La formación de jóvenes promesas de ballet o danza contemporánea “es algo que me gusta mucho porque es donde yo aprendo; aprendo dónde estoy yo, cómo me muevo yo, dónde están ellos y cómo se mueven ellos”, explica.

Abreu va más allá al asegurar que “no podría seguir en el mundo de la danza sin seguir compartiendo talleres o clases magistrales con estudiantes u otros profesionales” ya que la formación “aporta otras miradas de ver, ya que el mundo no se queda en un registro o código sino en muchas formas”.

De Cuba, país que ve “muy distinto” al que conoció en su anterior visita hace 15 años, destaca su combinación entre el excepcional talento físico de los locales, “que viene de la mezcla entre tantas sangres que ha habido aquí”, y la “capacidad emocional que se da en lo latino, en lo caribeño”.

“Si tienen esa expresividad y emocionalidad ya en la calle, imagínatelo amplificado en un escenario”, afirma el canario, que asegura que una parte de su trayectoria artística ha estado ligada a Cuba.

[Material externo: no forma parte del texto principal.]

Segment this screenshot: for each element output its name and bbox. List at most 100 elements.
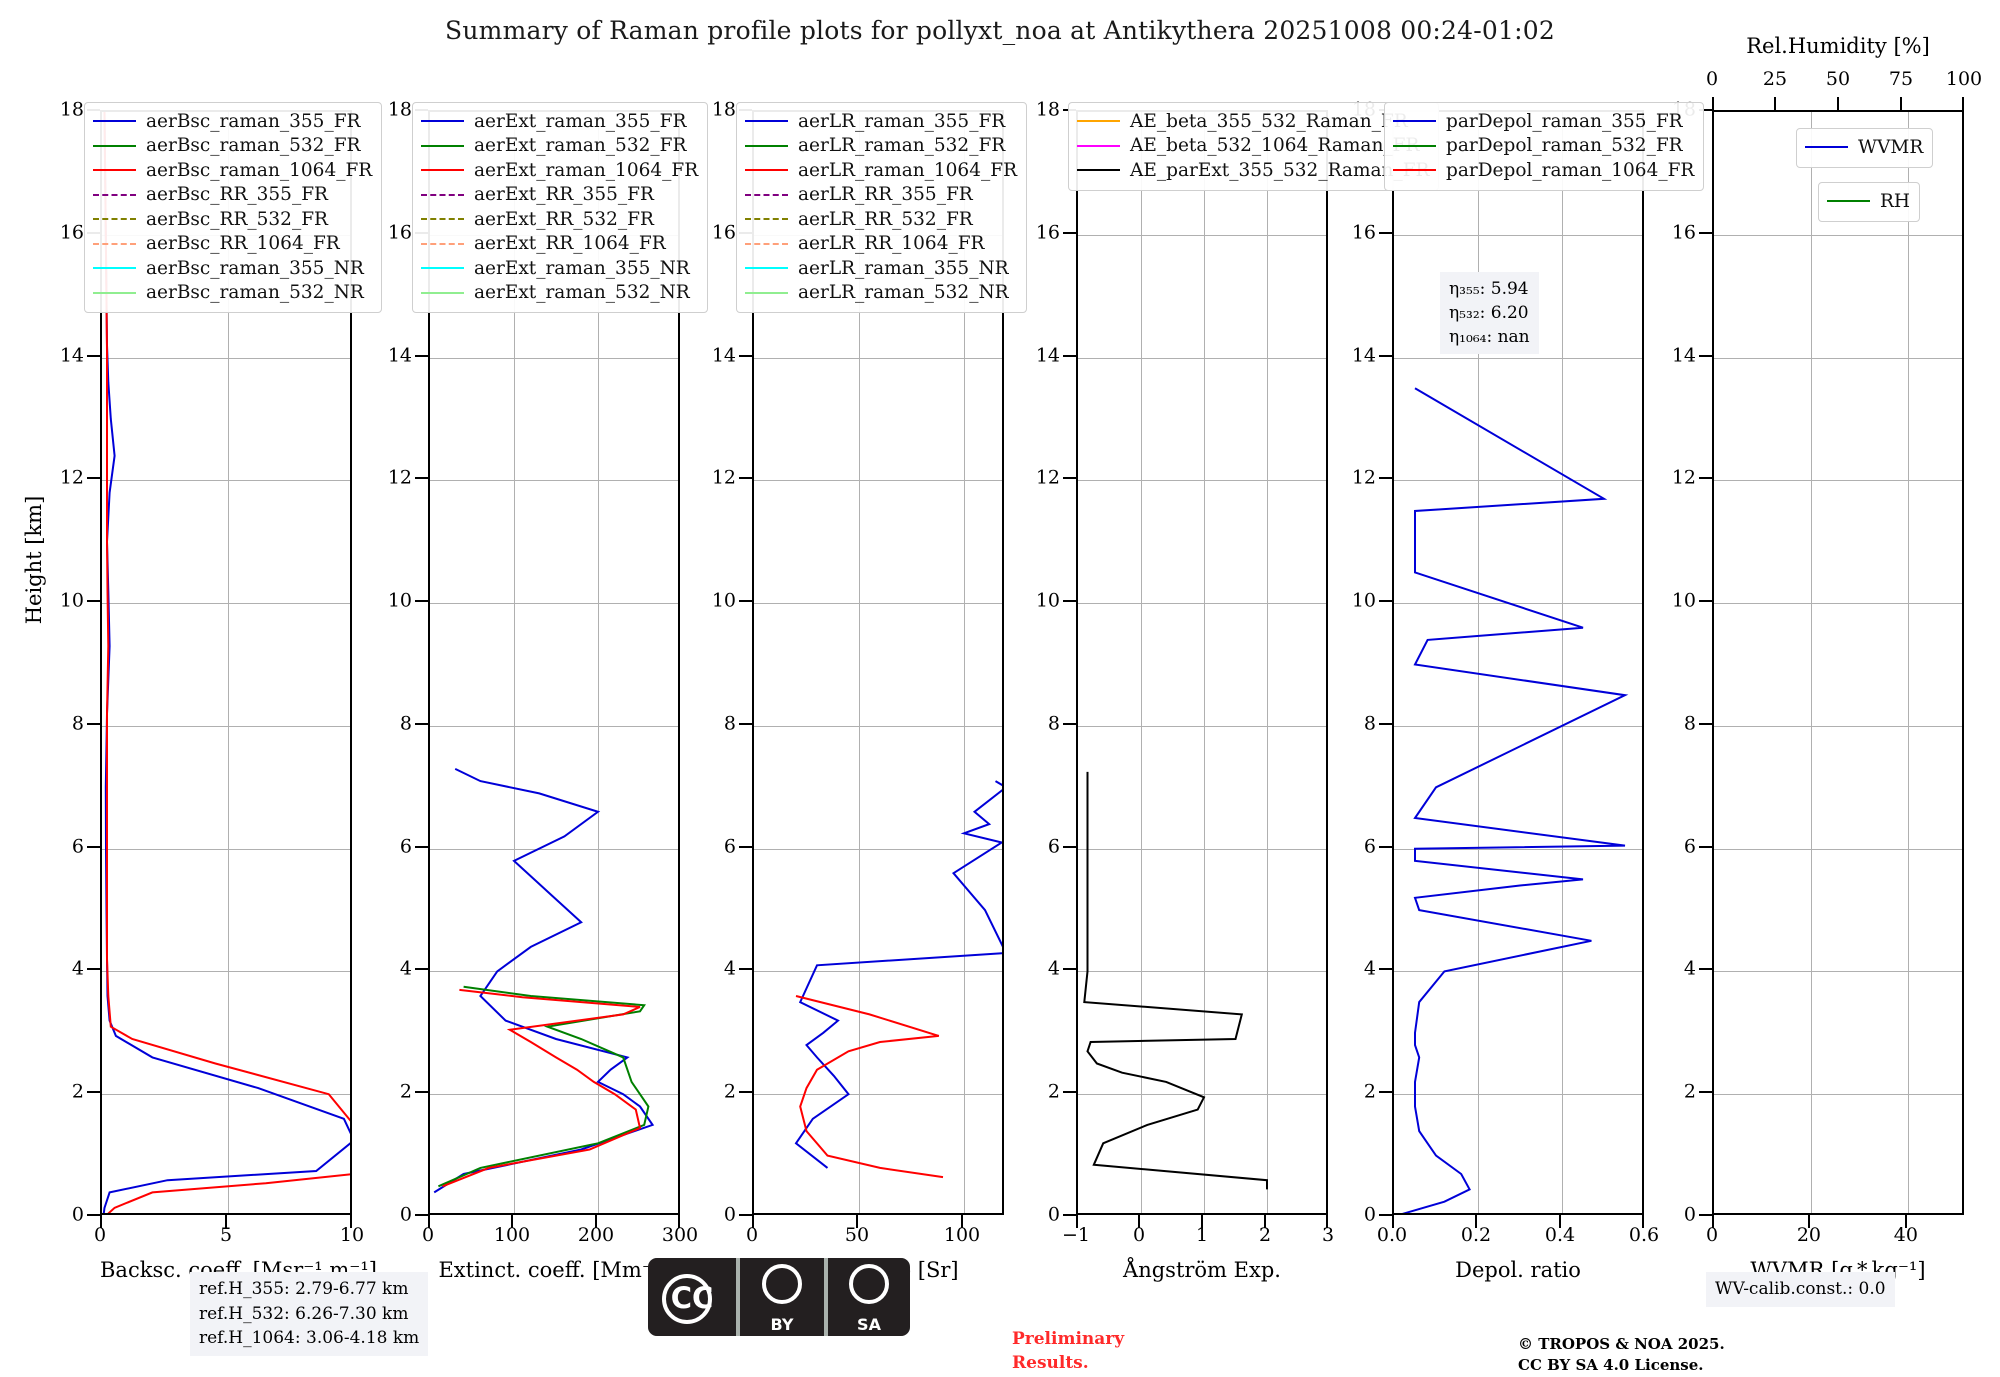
legend-item[interactable]: aerExt_RR_532_FR xyxy=(421,207,698,232)
legend-item[interactable]: aerExt_raman_532_FR xyxy=(421,134,698,159)
legend-line-swatch xyxy=(1805,146,1848,149)
y-tick-label: 0 xyxy=(1683,1203,1696,1226)
sa-arrow-icon xyxy=(849,1264,889,1304)
x-tick-label: 0.2 xyxy=(1460,1224,1492,1246)
gridline-h xyxy=(754,480,1002,482)
legend-item[interactable]: aerBsc_raman_355_FR xyxy=(93,109,372,134)
panel-extinction: 0 2 4 6 8 10 12 14 16 18 0 100 200 300 Extinct. coeff.… xyxy=(388,99,709,1282)
x-tick xyxy=(1642,1215,1644,1228)
legend-item[interactable]: aerLR_RR_355_FR xyxy=(745,183,1017,208)
y-tick xyxy=(1699,1214,1712,1216)
y-tick xyxy=(415,477,428,480)
legend-line-swatch xyxy=(93,291,136,294)
gridline-h xyxy=(102,971,350,973)
legend-item[interactable]: WVMR xyxy=(1805,135,1923,160)
legend-label: aerBsc_raman_355_NR xyxy=(146,257,364,279)
legend-angstrom-exponent[interactable]: AE_beta_355_532_Raman_FR AE_beta_532_1064… xyxy=(1068,102,1440,191)
legend-item[interactable]: aerLR_RR_532_FR xyxy=(745,207,1017,232)
legend-item[interactable]: aerBsc_raman_1064_FR xyxy=(93,158,372,183)
legend-item[interactable]: aerBsc_raman_355_NR xyxy=(93,256,372,281)
x-tick xyxy=(1392,1215,1394,1228)
legend-depolarization[interactable]: parDepol_raman_355_FR parDepol_raman_532_… xyxy=(1384,102,1705,191)
legend-item[interactable]: aerExt_raman_355_FR xyxy=(421,109,698,134)
x-tick xyxy=(1326,1215,1328,1228)
y-tick-label: 8 xyxy=(1683,712,1696,735)
legend-item[interactable]: aerBsc_RR_1064_FR xyxy=(93,232,372,257)
y-tick-label: 18 xyxy=(711,98,736,121)
legend-label: aerBsc_raman_532_NR xyxy=(146,282,364,304)
legend-item[interactable]: aerExt_raman_1064_FR xyxy=(421,158,698,183)
legend-backscatter[interactable]: aerBsc_raman_355_FR aerBsc_raman_532_FR ae… xyxy=(84,102,383,313)
legend-wvmr[interactable]: WVMR xyxy=(1796,128,1934,168)
cc-badge-cc-text: CC xyxy=(670,1281,714,1315)
series-AE_parExt_355_532_Raman_FR xyxy=(1083,771,1268,1190)
legend-line-swatch xyxy=(1393,169,1436,172)
legend-label: aerExt_raman_355_NR xyxy=(474,257,690,279)
y-tick-label: 10 xyxy=(1035,589,1060,612)
gridline-h xyxy=(1714,848,1962,850)
cc-circle-icon xyxy=(662,1274,712,1324)
legend-item[interactable]: aerLR_raman_532_NR xyxy=(745,281,1017,306)
legend-item[interactable]: RH xyxy=(1827,189,1910,214)
legend-item[interactable]: aerLR_raman_355_NR xyxy=(745,256,1017,281)
gridline-h xyxy=(754,848,1002,850)
legend-item[interactable]: aerBsc_raman_532_FR xyxy=(93,134,372,159)
annotation-eta-532: η₅₃₂: 6.20 xyxy=(1449,303,1529,324)
gridline-v xyxy=(598,112,599,1213)
legend-item[interactable]: aerLR_raman_1064_FR xyxy=(745,158,1017,183)
legend-item[interactable]: parDepol_raman_355_FR xyxy=(1393,109,1694,134)
y-tick-label: 18 xyxy=(387,98,412,121)
legend-extinction[interactable]: aerExt_raman_355_FR aerExt_raman_532_FR ae… xyxy=(412,102,709,313)
legend-line-swatch xyxy=(1827,200,1870,203)
gridline-v xyxy=(964,112,965,1213)
legend-item[interactable]: AE_beta_532_1064_Raman_FR xyxy=(1077,134,1429,159)
y-tick xyxy=(1063,1091,1076,1094)
gridline-v xyxy=(1267,112,1268,1213)
legend-item[interactable]: aerBsc_RR_355_FR xyxy=(93,183,372,208)
legend-item[interactable]: aerBsc_raman_532_NR xyxy=(93,281,372,306)
y-tick-label: 16 xyxy=(711,221,736,244)
cc-license-badge[interactable]: CC BY SA xyxy=(648,1258,910,1336)
legend-item[interactable]: aerExt_RR_355_FR xyxy=(421,183,698,208)
legend-item[interactable]: aerLR_raman_532_FR xyxy=(745,134,1017,159)
gridline-v xyxy=(1907,112,1909,1213)
x-tick-label: 1 xyxy=(1195,1224,1209,1246)
legend-label: aerLR_raman_532_NR xyxy=(798,282,1009,304)
figure-title: Summary of Raman profile plots for polly… xyxy=(445,16,1555,45)
legend-item[interactable]: parDepol_raman_532_FR xyxy=(1393,134,1694,159)
y-tick-label: 0 xyxy=(723,1203,736,1226)
y-tick-label: 12 xyxy=(711,466,736,489)
legend-item[interactable]: aerBsc_RR_532_FR xyxy=(93,207,372,232)
legend-item[interactable]: aerExt_raman_532_NR xyxy=(421,281,698,306)
y-tick-label: 14 xyxy=(1671,344,1696,367)
y-tick xyxy=(1379,231,1392,234)
cc-badge-sa-cell: SA xyxy=(828,1258,910,1336)
legend-label: aerLR_raman_355_FR xyxy=(798,110,1006,132)
legend-item[interactable]: aerLR_raman_355_FR xyxy=(745,109,1017,134)
legend-line-swatch xyxy=(745,218,788,221)
y-tick xyxy=(1379,477,1392,480)
legend-lidar-ratio[interactable]: aerLR_raman_355_FR aerLR_raman_532_FR aerL… xyxy=(736,102,1027,313)
gridline-h xyxy=(1078,357,1326,359)
legend-label: aerBsc_raman_355_FR xyxy=(146,110,361,132)
legend-item[interactable]: aerLR_RR_1064_FR xyxy=(745,232,1017,257)
legend-item[interactable]: parDepol_raman_1064_FR xyxy=(1393,158,1694,183)
y-tick xyxy=(87,600,100,603)
y-tick-label: 0 xyxy=(1047,1203,1060,1226)
legend-label: WVMR xyxy=(1858,136,1924,158)
legend-item[interactable]: aerExt_RR_1064_FR xyxy=(421,232,698,257)
gridline-h xyxy=(1078,234,1326,236)
legend-item[interactable]: AE_parExt_355_532_Raman_FR xyxy=(1077,158,1429,183)
x-axis-title-extinction: Extinct. coeff. [Mm⁻¹] xyxy=(438,1258,670,1282)
x-tick xyxy=(1904,1215,1907,1228)
legend-item[interactable]: aerExt_raman_355_NR xyxy=(421,256,698,281)
y-tick-label: 2 xyxy=(1683,1080,1696,1103)
legend-rh[interactable]: RH xyxy=(1818,182,1921,222)
series-layer xyxy=(433,767,655,1194)
gridline-h xyxy=(754,357,1002,359)
legend-item[interactable]: AE_beta_355_532_Raman_FR xyxy=(1077,109,1429,134)
top-x-tick xyxy=(1900,97,1902,110)
y-tick xyxy=(87,722,100,725)
y-tick-label: 16 xyxy=(59,221,84,244)
y-tick-label: 2 xyxy=(1363,1080,1376,1103)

Desde 2004 Abreu lidera su propia compañía, con la que ha llevado a decenas de países sus obras en giras internacionales como en la que está embarcado en este momento, de más de dos meses de duración por el continente americano, donde ya ha presentado sus obras en Bolivia, Paraguay, Uruguay o República Dominicana.

Antes de partir a Panamá, próxima escala del periplo que también le llevará a Jamaica y Estados Unidos para finalmente culminar en México, Abreu presentará en La Habana una de sus obras más aclamadas: Perro, creada en 2006 y que trata de interpretar aspectos de la naturaleza del humano a través de su más fiel animal de compañía.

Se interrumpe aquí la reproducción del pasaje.